AvatarTex: High-Fidelity Facial Texture Reconstruction from Single-Image Stylized Avatars
Yuda Qiu, Zitong Xiao, Yiwei Zuo, Zisheng Ye, Weikai Chen, Xiaoguang Han
TL;DR
AvatarTex addresses the challenge of reconstructing high-fidelity, topology-consistent facial textures from a single image for both stylized and photorealistic avatars. It introduces a novel three-stage diffusion-to-GAN pipeline that combines diffusion-based inpainting, StyleGAN2 latent optimization, and diffusion repainting, anchored by TexHub, a 20,000-texture multi-style UV dataset generated with LoRA-guided diffusion and ControlNet guidance. This framework achieves state-of-the-art texture topology alignment and detail across diverse artistic styles, validated via quantitative metrics and user studies, and demonstrates robust generalization to in-the-wild images.

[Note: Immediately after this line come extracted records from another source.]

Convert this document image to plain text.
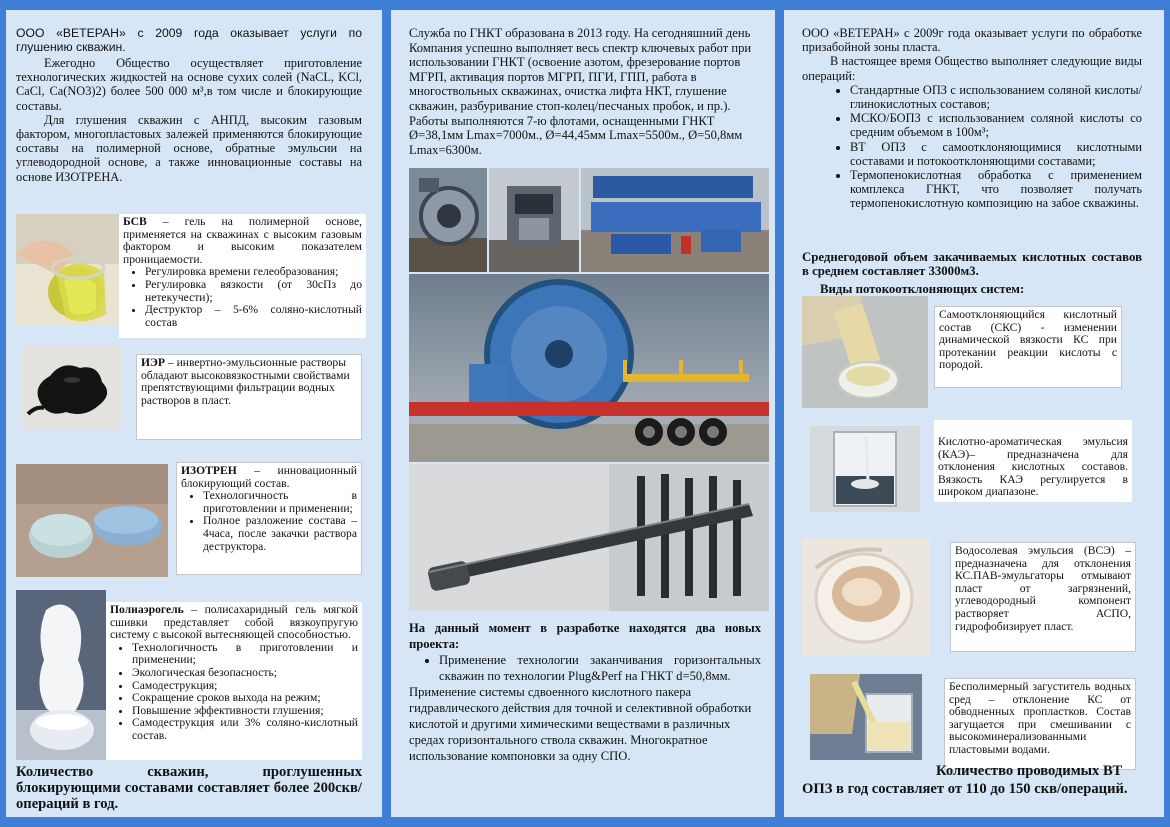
ООО «ВЕТЕРАН» с 2009 года оказывает услуги по глушению скважин.

Ежегодно Общество осуществляет приготовление технологических жидкостей на основе сухих солей (NaCL, KCl, CaCl, Ca(NO3)2) более 500 000 м³,в том числе и блокирующие составы.

Для глушения скважин с АНПД, высоким газовым фактором, многопластовых залежей применяются блокирующие составы на полимерной основе, обратные эмульсии на углеводородной основе, а также инновационные составы на основе ИЗОТРЕНА.

БСВ – гель на полимерной основе, применяется на скважинах с высоким газовым фактором и высоким показателем проницаемости.

• Регулировка времени гелеобразования;
• Регулировка вязкости (от 30сПз до нетекучести);
• Деструктор – 5-6% соляно-кислотный состав

ИЭР – инвертно-эмульсионные растворы обладают высоковязкостными свойствами препятствующими фильтрации водных растворов в пласт.

ИЗОТРЕН – инновационный блокирующий состав.

• Технологичность в приготовлении и применении;
• Полное разложение состава – 4часа, после закачки раствора деструктора.

Полиаэрогель – полисахаридный гель мягкой сшивки представляет собой вязкоупругую систему с высокой вытесняющей способностью.

• Технологичность в приготовлении и применении;
• Экологическая безопасность;
• Самодеструкция;
• Сокращение сроков выхода на режим;
• Повышение эффективности глушения;
• Самодеструкция или 3% соляно-кислотный состав.
Количество скважин, проглушенных блокирующими составами составляет более 200скв/операций в год.
Служба по ГНКТ образована в 2013 году. На сегодняшний день Компания успешно выполняет весь спектр ключевых работ при использовании ГНКТ (освоение азотом, фрезерование портов МГРП, активация портов МГРП, ПГИ, ГПП, работа в многоствольных скважинах, очистка лифта НКТ, глушение скважин, разбуривание стоп-колец/песчаных пробок, и пр.). Работы выполняются 7-ю флотами, оснащенными ГНКТ Ø=38,1мм Lmax=7000м., Ø=44,45мм Lmax=5500м., Ø=50,8мм Lmax=6300м.

На данный момент в разработке находятся два новых проекта:

• Применение технологии заканчивания горизонтальных скважин по технологии Plug&Perf на ГНКТ d=50,8мм.

Применение системы сдвоенного кислотного пакера гидравлического действия для точной и селективной обработки кислотой и другими химическими веществами в различных средах горизонтального ствола скважин. Многократное использование компоновки за одну СПО.

ООО «ВЕТЕРАН» с 2009г года оказывает услуги по обработке призабойной зоны пласта.

В настоящее время Общество выполняет следующие виды операций:

• Стандартные ОПЗ с использованием соляной кислоты/глинокислотных составов;
• МСКО/БОПЗ с использованием соляной кислоты со средним объемом в 100м³;
• ВТ ОПЗ с самоотклоняющимися кислотными составами и потокоотклоняющими составами;
• Термопенокислотная обработка с применением комплекса ГНКТ, что позволяет получать термопенокислотную композицию на забое скважины.
Среднегодовой объем закачиваемых кислотных составов в среднем составляет 33000м3.
Виды потокоотклоняющих систем:

Самоотклоняющийся кислотный состав (СКС) - изменении динамической вязкости КС при протекании реакции кислоты с породой.

Кислотно-ароматическая эмульсия (КАЭ)– предназначена для отклонения кислотных составов. Вязкость КАЭ регулируется в широком диапазоне.

Водосолевая эмульсия (ВСЭ) – предназначена для отклонения КС.ПАВ-эмульгаторы отмывают пласт от загрязнений, углеводородный компонент растворяет АСПО, гидрофобизирует пласт.

Бесполимерный загуститель водных сред – отклонение КС от обводненных пропластков. Состав загущается при смешивании с высокоминерализованными пластовыми водами.

Количество проводимых ВТ ОПЗ в год составляет от 110 до 150 скв/операций.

TexHub will be released to facilitate future research in multi-style facial texture synthesis and avatar creation.
Abstract
We present AvatarTex, a high-fidelity facial texture reconstruction framework capable of generating both stylized and photorealistic textures from a single image. Existing methods struggle with stylized avatars due to the lack of diverse multi-style datasets and challenges in maintaining geometric consistency in non-standard textures. To address these limitations, AvatarTex introduces a novel three-stage diffusion-to-GAN pipeline. Our key insight is that while diffusion models excel at generating diversified textures, they lack explicit UV constraints, whereas GANs provide a well-structured latent space that ensures style and topology consistency. By integrating these strengths, AvatarTex achieves high-quality topology-aligned texture synthesis with both artistic and geometric coherence. Specifically, our three-stage pipeline first completes missing texture regions via diffusion-based inpainting, refines style and structure consistency using GAN-based latent optimization, and enhances fine details through diffusion-based repainting. To address the need for a stylized texture dataset, we introduce TexHub, a high-resolution collection of 20,000 multi-style UV textures with precise UV-aligned layouts. By leveraging TexHub and our structured diffusion-to-GAN pipeline, AvatarTex establishes a new state-of-the-art in multi-style facial texture reconstruction. TexHub will be released upon publication to facilitate future research in this field.